NASSAU, BAHAMAS — The Ministry of Social Services remains in crisis mode as it continues to serve individuals impacted during the passage of Hurricane Dorian some six months ago.
In an interview with Eyewitness News, Assistant Director of Social Services Leonard Cargill said the government continues to provide assistance to Bahamians who were displaced from Abaco and Grand Bahama.
However, those efforts have been compounded by the increased need for assistance caused by the global COVID-19 pandemic, and the capacity to maintain the ministry’s usual level of assistance.
“We are still in the trenches in terms of dealing with people from Dorian,” Cargill said.
“Also, there are two facilities that we still have running, offering mass care.
“Although the population may be declining at this moment, we are still dealing with a significant number of people.”
Dorian slammed into Abaco and Grand Bahama on September 1, making a slow three-day crawl through the islands with wind gusts over 220 mph and storm surges up to 25 ft.
Officials estimated some 30,000 people and 9,000 homes were severely affected, with 89 percent of the damage occurring on the Abaco Islands.
Thousands of people were displaced, many of whom resided in shantytown communities in Abaco.
In the aftermath of the storm, more than 2,000 evacuees were living in shelters across New Providence.
At last report, over 100 Dorian evacuees remain in the Poinciana Inn, and the Bahamas Academy Gymnasium.
Cargill said the ministry has been providing increased rental assistance, financial assistance for appliances and food assistance for some of those residents impacted by the storm.
He said outside of the department’s headquarters has been non-stop filled with people waiting to receive assistance.
“Our mandate in social services is not to allow anybody in this jurisdiction to go hungry.”
Cargill insisted that the government has been “extremely supportive” in all of their efforts.
“The government is really committed to trying to make sure that these essential services that we offer that they are properly funded.”
According to a recent International Organization for Migration situational report, approximately 750 families (2,250 persons) are receiving rental assistance from the BDHA (Bahamas Disaster Housing Association).
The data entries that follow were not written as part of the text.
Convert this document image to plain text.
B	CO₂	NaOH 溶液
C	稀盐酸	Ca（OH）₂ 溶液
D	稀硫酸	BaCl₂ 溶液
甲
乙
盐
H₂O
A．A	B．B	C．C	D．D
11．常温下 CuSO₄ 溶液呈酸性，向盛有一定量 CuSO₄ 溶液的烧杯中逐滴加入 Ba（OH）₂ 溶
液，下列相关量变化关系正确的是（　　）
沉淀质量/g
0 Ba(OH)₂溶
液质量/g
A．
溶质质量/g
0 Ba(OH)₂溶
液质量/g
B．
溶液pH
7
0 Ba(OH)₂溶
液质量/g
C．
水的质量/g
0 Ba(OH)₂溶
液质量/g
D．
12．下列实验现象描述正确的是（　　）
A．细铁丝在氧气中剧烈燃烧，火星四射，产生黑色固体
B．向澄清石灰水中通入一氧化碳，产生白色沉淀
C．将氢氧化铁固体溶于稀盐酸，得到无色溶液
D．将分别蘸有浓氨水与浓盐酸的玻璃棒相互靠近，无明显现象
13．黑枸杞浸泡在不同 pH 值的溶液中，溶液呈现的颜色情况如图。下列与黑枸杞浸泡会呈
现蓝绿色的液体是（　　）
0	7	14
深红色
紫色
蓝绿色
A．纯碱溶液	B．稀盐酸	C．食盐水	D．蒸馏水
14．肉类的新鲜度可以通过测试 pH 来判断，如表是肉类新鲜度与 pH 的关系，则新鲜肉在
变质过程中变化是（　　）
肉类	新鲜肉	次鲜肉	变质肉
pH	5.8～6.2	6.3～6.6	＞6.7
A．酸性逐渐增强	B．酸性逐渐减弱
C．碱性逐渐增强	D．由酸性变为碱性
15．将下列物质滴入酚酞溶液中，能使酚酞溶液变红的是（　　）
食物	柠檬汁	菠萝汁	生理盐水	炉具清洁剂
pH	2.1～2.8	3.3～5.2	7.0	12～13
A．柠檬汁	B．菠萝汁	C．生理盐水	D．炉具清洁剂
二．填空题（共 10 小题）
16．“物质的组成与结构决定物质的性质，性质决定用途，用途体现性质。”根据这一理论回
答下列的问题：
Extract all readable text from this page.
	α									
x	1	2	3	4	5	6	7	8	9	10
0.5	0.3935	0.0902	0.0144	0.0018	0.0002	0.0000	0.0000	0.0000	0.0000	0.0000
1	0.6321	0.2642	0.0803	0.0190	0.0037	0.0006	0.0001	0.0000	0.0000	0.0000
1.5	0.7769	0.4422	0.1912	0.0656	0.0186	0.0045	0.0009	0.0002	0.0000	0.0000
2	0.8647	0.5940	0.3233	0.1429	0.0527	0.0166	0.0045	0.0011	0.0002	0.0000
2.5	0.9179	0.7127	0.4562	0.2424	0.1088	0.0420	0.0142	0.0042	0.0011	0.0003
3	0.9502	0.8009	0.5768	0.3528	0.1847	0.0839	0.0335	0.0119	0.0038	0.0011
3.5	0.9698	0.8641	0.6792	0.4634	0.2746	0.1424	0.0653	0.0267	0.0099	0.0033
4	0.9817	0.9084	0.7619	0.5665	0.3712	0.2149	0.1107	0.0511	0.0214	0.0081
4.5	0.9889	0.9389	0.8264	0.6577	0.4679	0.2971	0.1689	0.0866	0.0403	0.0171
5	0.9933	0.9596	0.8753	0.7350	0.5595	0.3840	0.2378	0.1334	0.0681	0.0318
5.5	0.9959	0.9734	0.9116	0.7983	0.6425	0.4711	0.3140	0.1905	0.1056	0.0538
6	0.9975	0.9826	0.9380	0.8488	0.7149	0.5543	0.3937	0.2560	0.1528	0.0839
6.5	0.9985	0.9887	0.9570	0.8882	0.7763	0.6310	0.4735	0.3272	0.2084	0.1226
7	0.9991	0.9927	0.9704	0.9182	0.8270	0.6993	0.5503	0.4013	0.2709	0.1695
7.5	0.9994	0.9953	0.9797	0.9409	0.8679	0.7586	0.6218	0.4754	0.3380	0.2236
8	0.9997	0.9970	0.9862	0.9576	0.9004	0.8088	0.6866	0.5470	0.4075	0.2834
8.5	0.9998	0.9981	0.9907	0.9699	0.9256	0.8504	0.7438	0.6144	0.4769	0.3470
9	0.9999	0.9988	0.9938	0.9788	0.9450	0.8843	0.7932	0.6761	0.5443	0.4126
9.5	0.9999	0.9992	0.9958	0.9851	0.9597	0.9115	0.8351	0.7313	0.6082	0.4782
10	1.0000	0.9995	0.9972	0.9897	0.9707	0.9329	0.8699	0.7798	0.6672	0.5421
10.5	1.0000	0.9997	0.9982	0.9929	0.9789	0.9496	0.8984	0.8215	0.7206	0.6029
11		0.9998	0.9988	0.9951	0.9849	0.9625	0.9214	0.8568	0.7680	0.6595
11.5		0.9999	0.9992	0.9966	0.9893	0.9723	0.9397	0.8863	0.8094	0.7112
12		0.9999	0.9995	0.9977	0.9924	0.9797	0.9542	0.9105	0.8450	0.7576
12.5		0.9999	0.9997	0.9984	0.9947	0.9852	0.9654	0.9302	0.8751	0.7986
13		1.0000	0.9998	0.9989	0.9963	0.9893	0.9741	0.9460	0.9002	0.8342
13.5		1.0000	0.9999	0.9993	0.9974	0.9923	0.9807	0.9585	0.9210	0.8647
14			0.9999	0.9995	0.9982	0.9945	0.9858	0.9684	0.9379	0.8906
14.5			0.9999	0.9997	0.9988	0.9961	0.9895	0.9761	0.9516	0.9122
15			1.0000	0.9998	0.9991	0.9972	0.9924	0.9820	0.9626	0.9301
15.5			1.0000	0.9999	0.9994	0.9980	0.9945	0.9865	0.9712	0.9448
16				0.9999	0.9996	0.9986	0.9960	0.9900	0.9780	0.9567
The report noted that 700 displaced people from Abaco are staying with host families and rental homes on Eleuthera and Spanish Wells, and more than 400 people were initially registered as displaced with the Bahamas Consulate General Miami.
Additionally, the IOM underscored Elite Academy is housing 16 displaced youths, while there are still 45 displaced children accross three of the children’s homes in New Providence.